Orchids remind me of my grandmother because she used to breed them when she was alive. When I was young I would stand in her garden and contemplate their ugly beauty. She grew ones that were trained up a supporting stick and had skinny yellow petals with deep red markings. I wondered why she didn’t choose the bigger, prettier ones with lush vivid petals, like these orchids at the Akatsuka Orchid Gardens in Big Island, Hawaii.
Years later, I read a book called The Orchid Thief by Susan Orlean, which is about a horticulturalist named John Laroche and his quest for the rare ghost orchid. It is a broad tale about orchid obsession and the lengths to which plant collectors will trek into dark swamps and headhunter-inhabited rainforests to find rare orchids. Orchids like humidity and the shyest ones live in the humid low-light density of forests. It’s a wonder that we think we can buy them from the supermarket and grow them in our houses. I’m minded to read the book again.
~ Spotted Cow
Hawaii is Geography 101. The islands were born from volcanoes and continue to grow from volcanic power to this day. We spent a couple of long days at the Hawaii Volcanoes National Park on Big Island where you can get up close and personal with the world’s youngest and most active volcano, Kilauea – her name sounds like Killer Whale and she’s massive. Her latest eruption started in 1983!

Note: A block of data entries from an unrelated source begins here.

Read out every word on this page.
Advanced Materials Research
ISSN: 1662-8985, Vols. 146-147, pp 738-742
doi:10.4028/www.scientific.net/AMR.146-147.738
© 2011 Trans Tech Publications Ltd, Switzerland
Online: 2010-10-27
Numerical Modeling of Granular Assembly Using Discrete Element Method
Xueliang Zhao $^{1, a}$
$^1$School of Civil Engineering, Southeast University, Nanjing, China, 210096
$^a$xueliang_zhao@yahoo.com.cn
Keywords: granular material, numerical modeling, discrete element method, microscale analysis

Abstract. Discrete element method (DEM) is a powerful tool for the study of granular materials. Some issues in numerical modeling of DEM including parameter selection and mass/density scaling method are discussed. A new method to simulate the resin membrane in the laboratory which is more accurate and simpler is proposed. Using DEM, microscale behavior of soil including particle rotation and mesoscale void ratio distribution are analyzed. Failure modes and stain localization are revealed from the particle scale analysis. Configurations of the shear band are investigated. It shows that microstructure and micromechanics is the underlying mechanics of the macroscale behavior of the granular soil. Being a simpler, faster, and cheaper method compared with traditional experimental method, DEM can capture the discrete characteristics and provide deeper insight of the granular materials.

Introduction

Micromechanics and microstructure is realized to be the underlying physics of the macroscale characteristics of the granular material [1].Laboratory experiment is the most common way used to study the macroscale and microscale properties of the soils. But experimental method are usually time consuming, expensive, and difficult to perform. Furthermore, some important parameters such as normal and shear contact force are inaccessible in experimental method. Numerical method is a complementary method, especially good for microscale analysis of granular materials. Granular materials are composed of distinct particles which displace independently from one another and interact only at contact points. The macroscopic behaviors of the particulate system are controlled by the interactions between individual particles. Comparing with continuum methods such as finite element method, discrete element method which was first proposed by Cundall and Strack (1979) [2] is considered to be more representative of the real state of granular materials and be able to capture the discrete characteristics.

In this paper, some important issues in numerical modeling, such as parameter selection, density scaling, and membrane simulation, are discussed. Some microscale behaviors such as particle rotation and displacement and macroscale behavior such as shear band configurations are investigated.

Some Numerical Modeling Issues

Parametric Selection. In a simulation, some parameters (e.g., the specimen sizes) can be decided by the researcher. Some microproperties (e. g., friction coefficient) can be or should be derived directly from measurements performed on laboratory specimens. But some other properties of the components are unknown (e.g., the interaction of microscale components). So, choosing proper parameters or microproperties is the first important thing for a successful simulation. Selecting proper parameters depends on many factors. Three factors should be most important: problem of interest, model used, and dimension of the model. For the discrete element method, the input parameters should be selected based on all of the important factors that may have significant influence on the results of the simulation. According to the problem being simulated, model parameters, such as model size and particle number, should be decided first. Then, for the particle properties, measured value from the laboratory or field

It was instant gratification. Our first view of Kilauea’s smoking Halema’uma’u crater was from the Volcano House lookout, across the street from the Visitor Center. Hawaiians believe that the crater is home to the goddess Pele. She was puffing away serenely into the blue sky. Serenely, by the way, is about 1000°C.
There is a closer viewing from the Jaggar Museum lookout where there are also telescopes for more intimate observations. We returned after dinner to check out the red lava glow. It looks more dangerous and mysterious at night.
The museum itself is one room packed full of interesting information about volcanoes and the equipment used to measure seismic activity. The youngsters were jumping up and down to test the interactive seismograph. And I learnt more about lava than I knew was possible.